A golden opportunity
Rather than panic, or view the GDRP as a means of stifling business, it should be viewed as a golden opportunity to build stronger relationships with more customers and to thoroughly secure and enhance data systems, to comply with the regulations and to be able to cope with the data deluge that will soon come when the IoT becomes the next big thing.
“Today, most companies don’t have the technical capacity to effectively handle the sheer volume of data that is set to grow exponentially in years to come,” explains Arnaud de Lacoste, Sitel Group CMO and co-founder. “Compliance with the law, covering not only citizen empowerment but also data security, presents an unprecedented opportunity to improve your brand image in the eyes of your customers.”
What’s more, as Mats Granryd points out, the GDPR is already having a knock-on effect around the world, with other countries and regions now examining their own data protection laws and looking at ways to bring them into line with what is happening in Europe: “To unleash the full power of intelligent connectivity we need a regulatory environment that is fit for the digital age.[One that includes] the application of same regulation for equivalent digital services and the ability to harmonize international privacy and data protection rules.”
In other words, the more countries that have similar standards, the more easily data can flow.
A clear business advantage
Giving consumers greater transparency and being straightforward in communicating how and why their data is used, will increase their loyalty. And studies bear this out.

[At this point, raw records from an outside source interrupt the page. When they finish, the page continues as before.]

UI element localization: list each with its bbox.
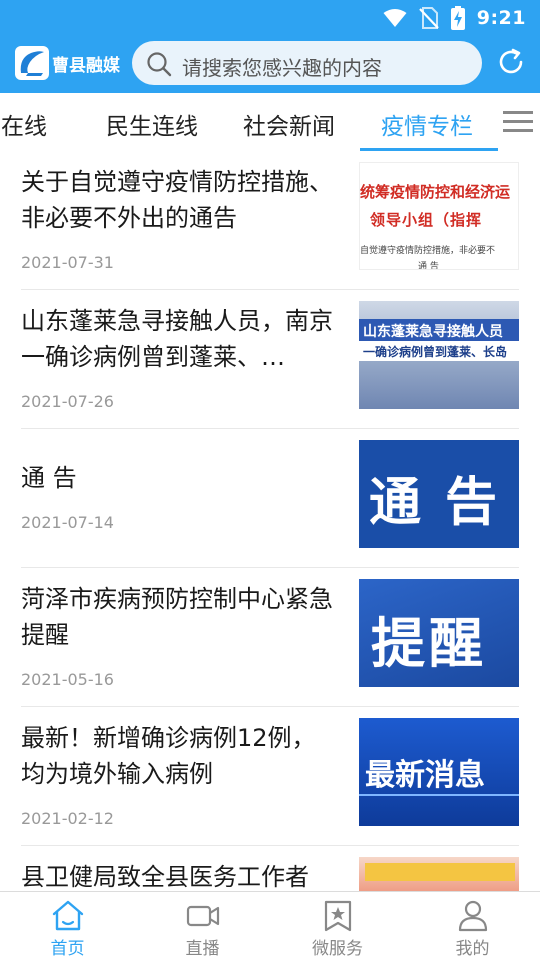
thumb-divider bbox=[359, 794, 519, 796]
nav-label: 我的 bbox=[455, 939, 490, 959]
nav-label: 微服务 bbox=[312, 939, 363, 959]
news-title: 山东蓬莱急寻接触人员，南京一确诊病例曾到蓬莱、… bbox=[21, 307, 333, 371]
news-title: 菏泽市疾病预防控制中心紧急提醒 bbox=[21, 585, 333, 649]
header: 9:21 曹县融媒 请搜索您感兴趣的内容 bbox=[0, 0, 540, 93]
thumb-text: 自觉遵守疫情防控措施，非必要不 bbox=[360, 246, 496, 256]
thumb-text: 提醒 bbox=[371, 612, 487, 675]
app-bar: 曹县融媒 请搜索您感兴趣的内容 bbox=[0, 38, 540, 88]
tab-livelihood[interactable]: 民生连线 bbox=[106, 107, 198, 141]
tab-online[interactable]: 主在线 bbox=[0, 107, 47, 141]
battery-charging-icon bbox=[450, 6, 465, 30]
thumb-text: 通告 bbox=[369, 473, 519, 533]
news-title: 通 告 bbox=[21, 464, 77, 492]
search-icon bbox=[147, 52, 172, 77]
home-icon bbox=[52, 900, 84, 931]
nav-label: 直播 bbox=[185, 939, 220, 959]
category-tabs: 主在线 民生连线 社会新闻 疫情专栏 bbox=[0, 93, 540, 151]
thumb-text: 山东蓬莱急寻接触人员 bbox=[363, 324, 503, 340]
news-thumbnail: 最新消息 bbox=[359, 718, 519, 826]
thumb-banner bbox=[365, 863, 515, 881]
app-root: 9:21 曹县融媒 请搜索您感兴趣的内容 在线 民生连线 社会新闻 疫情专栏 关… bbox=[0, 0, 540, 960]
search-bar[interactable]: 请搜索您感兴趣的内容 bbox=[132, 41, 482, 85]
news-date: 2021-05-16 bbox=[21, 670, 114, 689]
tab-social-news[interactable]: 社会新闻 bbox=[243, 107, 335, 141]
bookmark-star-icon bbox=[324, 900, 352, 932]
thumb-text: 统筹疫情防控和经济运 bbox=[360, 183, 511, 201]
news-title: 县卫健局致全县医务工作者 bbox=[21, 863, 309, 891]
brand-name: 曹县融媒 bbox=[52, 56, 120, 76]
tab-epidemic[interactable]: 疫情专栏 bbox=[381, 107, 473, 141]
nav-label: 首页 bbox=[50, 939, 85, 959]
news-date: 2021-07-14 bbox=[21, 513, 114, 532]
wifi-icon bbox=[383, 9, 407, 27]
no-sim-icon bbox=[418, 7, 439, 29]
menu-icon[interactable] bbox=[503, 109, 533, 133]
news-title: 关于自觉遵守疫情防控措施、非必要不外出的通告 bbox=[21, 168, 333, 232]
refresh-icon[interactable] bbox=[496, 47, 526, 77]
list-item[interactable]: 县卫健局致全县医务工作者 bbox=[0, 846, 540, 891]
nav-profile[interactable]: 我的 bbox=[405, 892, 540, 960]
nav-home[interactable]: 首页 bbox=[0, 892, 135, 960]
thumb-text: 通 告 bbox=[418, 262, 439, 270]
thumb-text: 一确诊病例曾到蓬莱、长岛 bbox=[363, 345, 508, 359]
list-item[interactable]: 关于自觉遵守疫情防控措施、非必要不外出的通告 2021-07-31 统筹疫情防控… bbox=[0, 151, 540, 290]
news-title: 最新！新增确诊病例12例，均为境外输入病例 bbox=[21, 724, 316, 788]
news-thumbnail: 提醒 bbox=[359, 579, 519, 687]
status-bar: 9:21 bbox=[0, 0, 540, 36]
list-item[interactable]: 菏泽市疾病预防控制中心紧急提醒 2021-05-16 提醒 bbox=[0, 568, 540, 707]
nav-live[interactable]: 直播 bbox=[135, 892, 270, 960]
news-list: 关于自觉遵守疫情防控措施、非必要不外出的通告 2021-07-31 统筹疫情防控… bbox=[0, 151, 540, 891]
list-item[interactable]: 通 告 2021-07-14 通告 bbox=[0, 429, 540, 568]
nav-services[interactable]: 微服务 bbox=[270, 892, 405, 960]
search-placeholder: 请搜索您感兴趣的内容 bbox=[182, 56, 382, 80]
news-thumbnail bbox=[359, 857, 519, 891]
news-thumbnail: 山东蓬莱急寻接触人员 一确诊病例曾到蓬莱、长岛 bbox=[359, 301, 519, 409]
news-thumbnail: 通告 bbox=[359, 440, 519, 548]
thumb-text: 最新消息 bbox=[365, 758, 485, 793]
status-icons: 9:21 bbox=[383, 6, 526, 30]
list-item[interactable]: 山东蓬莱急寻接触人员，南京一确诊病例曾到蓬莱、… 2021-07-26 山东蓬莱… bbox=[0, 290, 540, 429]
news-date: 2021-02-12 bbox=[21, 809, 114, 828]
user-icon bbox=[458, 900, 488, 932]
news-thumbnail: 统筹疫情防控和经济运 领导小组（指挥 自觉遵守疫情防控措施，非必要不 通 告 bbox=[359, 162, 519, 270]
news-date: 2021-07-26 bbox=[21, 392, 114, 411]
app-logo-icon[interactable] bbox=[15, 46, 49, 80]
bottom-nav: 首页 直播 微服务 我的 bbox=[0, 891, 540, 960]
thumb-text: 领导小组（指挥 bbox=[370, 211, 483, 229]
video-icon bbox=[186, 905, 220, 927]
news-date: 2021-07-31 bbox=[21, 253, 114, 272]
clock: 9:21 bbox=[476, 7, 526, 29]
list-item[interactable]: 最新！新增确诊病例12例，均为境外输入病例 2021-02-12 最新消息 bbox=[0, 707, 540, 846]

While 55% of consumers have abandoned an online purchase over concerns about personal data (KPMG), Hub Institute research finds 91% of shoppers are more likely to use and to recommend a brand that is genuinely transparent. Likewise, two thirds of consumers claim they’ll more likely trust a company who explains its data processing policy in very clear, simple terms, while 74% say they would show more loyalty to a brand that explicitly commits to protecting their data.
“By making it easy for your customers to find out and understand how you process data and by making your use of this data transparent, you facilitate their online journey and improve the user experience,” explains Arnaud de Lacoste.
So don’t wait until May to start building a deeper connection with your customers.